Garbage In, Garbage Out
The best way to avoid the trap of overforecasting demand is to use point-of-sale information directly from the retailer. Since POS data is an accurate gauge of consumption, it improves the reliability of a forecast. That is how Scotts CIO Sengupta was able to improve his company's forecasting results. By using point-of-sale data, Scotts increased its forecast accuracy by more than 30 per cent in one year.
Before it started using POS data, Scotts would forecast the demand for its products at the national level - but not at the individual store level - for each of its customers, such as Wal-Mart and Home Depot. Each forecast would take into account how much each customer ordered of, say, a particular type of fertiliser in the past and combine that with other factors such as expected weather patterns. Since orders were simply an estimate of retail sales, the process left Scotts susceptible to the bullwhip effect. Furthermore, the sheer volume of the orders greatly inflated the forecasts' margin of error.
Now that Scotts has point-of-sale information from each retail outlet, its forecasts are more accurate and the risk of bullwhips is all but eliminated. Furthermore, the POS data lets Sengupta produce smaller, more detailed forecasts for each individual retail outlet if he wants (Sengupta says that Scotts actually forecasts in groups of stores to help reduce the impact of a one-time event in one store that wouldn't be replicated in another). Having many smaller, more accurate forecasts further reduces the overall margin of error.

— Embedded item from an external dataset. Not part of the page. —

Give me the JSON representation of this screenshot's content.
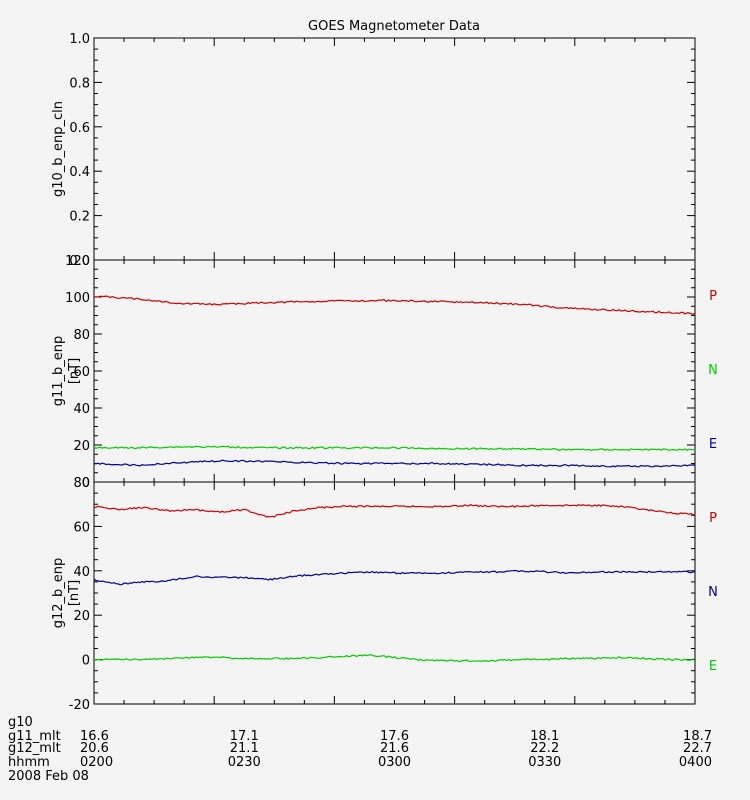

In improving its forecasting process, Scotts has an advantage: The retail and consumer packaged goods industry is well ahead of the game when it comes to sharing data such as point-of-sale information. Most companies in this industry follow the blueprint laid out by the Voluntary Interindustry Commerce Standards Association subcommittee on collaborative planning, forecasting and replenishment.
In the rest of the world, however, most companies aren't in a position to get POS information from their customers. In the first place, few companies collect product-level data at the point of sale. And second, many aren't willing to share data that has traditionally been viewed as a closely guarded competitive secret.
But that doesn't mean you can't get better data and use it to improve your forecasts. In Europe, for example, Scotts gets POS information from only its three biggest customers or 20 per cent of its business there - the others either aren't able or willing to share it. "In Europe we understand that we can't get point of sale, but we still try to get as close to the point of final consumption as we can," Sengupta says. In this case, that's when sale items leave the distribution centres. While it isn't the same as point of sale, Scotts at least knows where its products are going and how much has actually been sold to retail outlets, which is more accurate than traditional order information. Furthermore, the distribution centre is several days closer to the eventual point of sale than Scotts' own warehouse, making that data a better indicator of current market trends.
There is other data available that can help CIOs improve the data in their forecasts. Imperial Sugar Vice President and CIO George Muller says that his company combines the order information it receives from its customers with market intelligence reports from Information Resources - data about what actually gets sold in stores. The IRI sales data, which will show, for example, how much sugar was sold in Atlanta area supermarkets, can serve as a surrogate for point-of-sale data. At the very least, it gives Imperial Sugar something to check its order data against.